Quando sono arrivata io, la casa aveva già una sua forma, e le gesta per costruirla erano diventate mitiche: ci avevano lavorato mio zio e sua moglie, che avevano poco più di vent’anni, ci avevano lavorato i miei nonni paterni, era intervenuto mio padre, prima di andare in comunità, e si narra persino che mio nonno materno avesse portato i grossi tronchi che sarebbero serviti da travi per il tetto, con il suo camion per traslochi. Non so come poté affrontare il tragitto fin lì con un mezzo pesante, però ricordo nitidamente che l’alcol lo rendeva molto coraggioso alla guida. Per la cronaca, i miei due nonni avevano fatto insieme un anno di elementari. Non si sono mai potuti sopportare.
Quel casolare è stato poi restituito, come da accordi, e qualche anno fa, durante un trekking con le mie amiche e le nostre bambine, ci capitai di fronte e appresi che era stato trasformato in un resort.
Allora si chiamava Ca’ Doja, cioè Casa delle Doglie, per via della strada. Era costituita da una grande e fresca stanza con un cucinotto, un tavolo e dei divani per dormire, un magazzino, un “casone” (un grande patio con un tavolo, poltrone e sedie a dondolo, dove si passava il tempo) e tanto, tanto prato circondato da boschi. Non vi arrivava l’acqua corrente, e per cucinare utilizzavamo delle taniche riempite a una fonte vicina.

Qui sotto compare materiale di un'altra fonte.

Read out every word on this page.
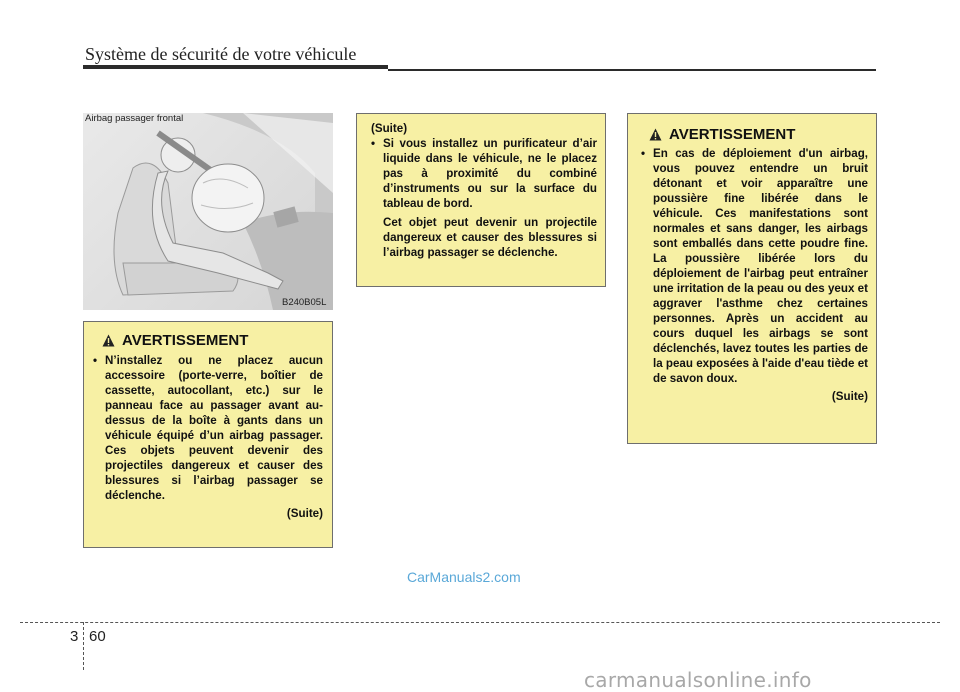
Système de sécurité de votre véhicule
Airbag passager frontal
B240B05L
AVERTISSEMENT
• N’installez ou ne placez aucun accessoire (porte-verre, boîtier de cassette, autocollant, etc.) sur le panneau face au passager avant au-dessus de la boîte à gants dans un véhicule équipé d’un airbag passager. Ces objets peuvent devenir des projectiles dangereux et causer des blessures si l’airbag passager se déclenche.
(Suite)
(Suite)
• Si vous installez un purificateur d’air liquide dans le véhicule, ne le placez pas à proximité du combiné d’instruments ou sur la surface du tableau de bord.
Cet objet peut devenir un projectile dangereux et causer des blessures si l’airbag passager se déclenche.
AVERTISSEMENT
• En cas de déploiement d'un airbag, vous pouvez entendre un bruit détonant et voir apparaître une poussière fine libérée dans le véhicule. Ces manifestations sont normales et sans danger, les airbags sont emballés dans cette poudre fine. La poussière libérée lors du déploiement de l'airbag peut entraîner une irritation de la peau ou des yeux et aggraver l'asthme chez certaines personnes. Après un accident au cours duquel les airbags se sont déclenchés, lavez toutes les parties de la peau exposées à l'aide d'eau tiède et de savon doux.
(Suite)
CarManuals2.com
3 60
carmanualsonline.info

Io mi ricordo là, molte domeniche in estate, stesa su un’amaca, a raccogliere le amarene, o nel “casone” con la nonna e la prozia.
Non era la casa in campagna che oggi qualcuno potrebbe sognare, ma era là che succedeva la vita, era là che mia nonna aveva piantato una rosa in occasione di ogni nuova nascita, era là che i due patriarchi avevano lavorato assieme, era là che persino portare l’acqua per la pasta necessitava il lavoro delle braccia.
Volevo scrivere di quanto montare la tenda nel nostro Appennino mi faccia sentire come allora: accaldata, affaccendata, ma con i problemi parcheggiati altrove, laggiù, dove la strada di ghiaia diventa troppo stretta e bisogna proseguire a piedi.
Ma niente, ho scritto di Ca’ Doja.
Forse è la stessa cosa?


Che bel racconto. E sí, penso che la tua tenda nell' odore di erba secca e fichi maturi sia molto vicina all'amaca nel casone.
Te l'ho già scritto una volta Valentina ma leggerti è sempre un po' come venire a casa tua, sedersi e stare ad ascoltare mentre racconti un ricordo semplice come questo di Ca' Doja.Una storia di persone impastate con il sudore, la fatica, il vivere come si sa e come si può, senza tanti fronzoli. Scusa se mi permetto ma mi è venuta in mente mia nonna materna con la pancia bruciata perchè era piccolina ma faceva la cuoca in un lanificio di Roma e per manovrare i pentoloni ci si doveva appoggiate con la pancia, appunto. O i nonni paterni venuti a Roma da Montepulciano: Emilio burbero e misogino e Maria che era rimasta incinta a 18 anni e nonostante il matrimonio riparatore nessuno le rivolgeva più la parola in paese. Scusa ho divagato. La storia cbe hai scritto mi è piaciura tanto.